Solving problem mathematically:
Let A(n), B(n) and C(n) denote when the first, second and third bell, respectively, rings for the nth time after 9:00 a.m.

These moments are represented by:
A(n)=9+2*n
B(n)=9+3*n
C(n)=9+4*n.

That is to say, the time when the first bell rings for the first time (after 9 a.m) is given by A(1)=9+2*1=11 (i.e., 11:00 on a 24 hour clock), whereas the second bell rings for the first time at B(1)=9+3*1=12 (i.e., 12:00). From the formula B(n), we can easily deduce, for example, that the second bell rings for the second time (with n=2) at B(2)=9+3*2=15 (i.e., 15:00).
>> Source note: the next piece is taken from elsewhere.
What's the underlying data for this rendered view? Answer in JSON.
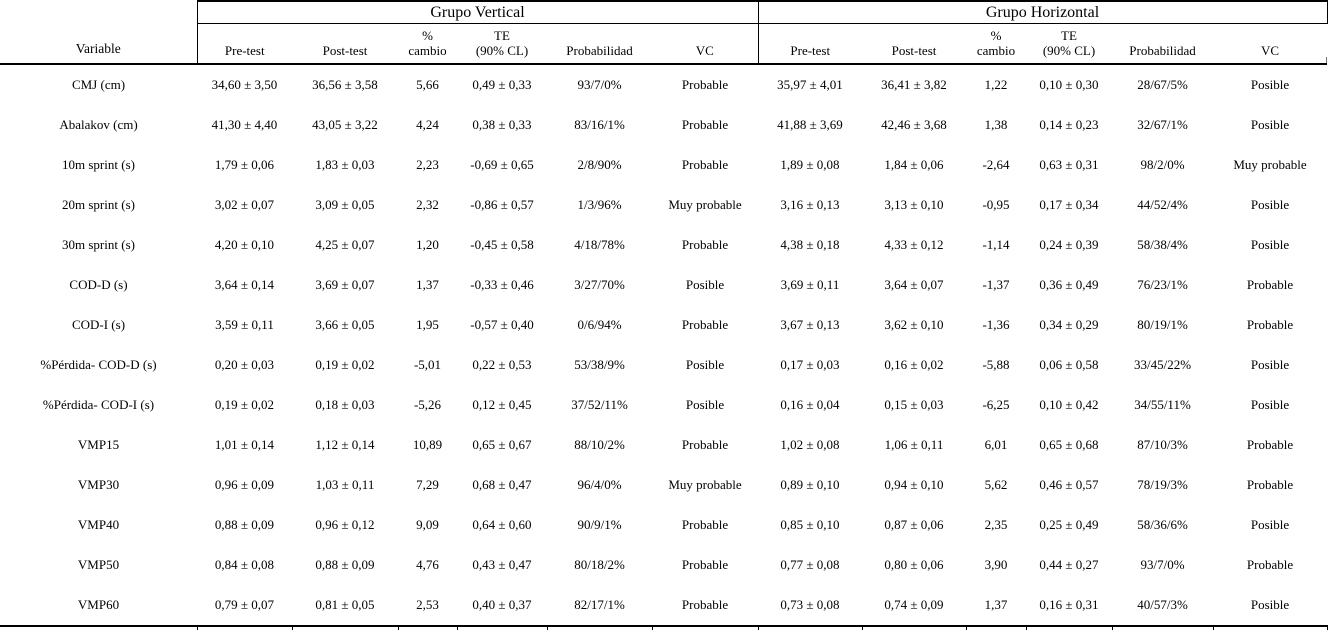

We want the kth time when the first bell rings, to coincide with, say, the mth time when the second bell rings, to also coincide with, the nth time when the third bell rings.

That is, we want A(k)=B(m)=C(n), for different integer values k, m and n.

Substituting the formulae for A(k),B(m) and C(n), this amounts to finding values of k, m and n, such that 2k=3m=4n. We need to know how to find the least common multiple between 2, 3 and 4.

If you are not sure about this, write back and ask me.

Basically, we need the smallest number divisible by 2, 3 and 4. This number is 12.

In fact, k=12/2=6, m=12/3=4 and n=12/4=3.

That is, when the first bell rings the sixth time (k=6), it will coincide with the second bell ringing for the fourth time (m=4), this coincides with the third bell ringing for the third time (n=3).

Notice that 2k=2*6=12, 3*m=3*4=12 and 4*n=4*3=12.

If you find this method too difficult, here's an alternative (graphical) approach:

Let each marking x divide the time line into 1 hour interval. Point P corresponds to 9:00 a.m. Instances when the first bell rings are marked by the letter A. Similarly, the letter "B" and "C" correspond to instances when the second and third bell ring.

P...x...x...x...x...x...x...x...x...x...x...x...x...x...x
A...x...A...x...A...x...A...x...A...x...A...x...A...x...A
B...x...x...B...x...x...B...x...x...B...x...x...B...x...x
C...x...x...x...C...x...x...x...C...x...x...x...C...x...x

Label the intervals hour by hour, you should see that the three bells ring at the same time after 12 hours have elasped (since 9:00 am).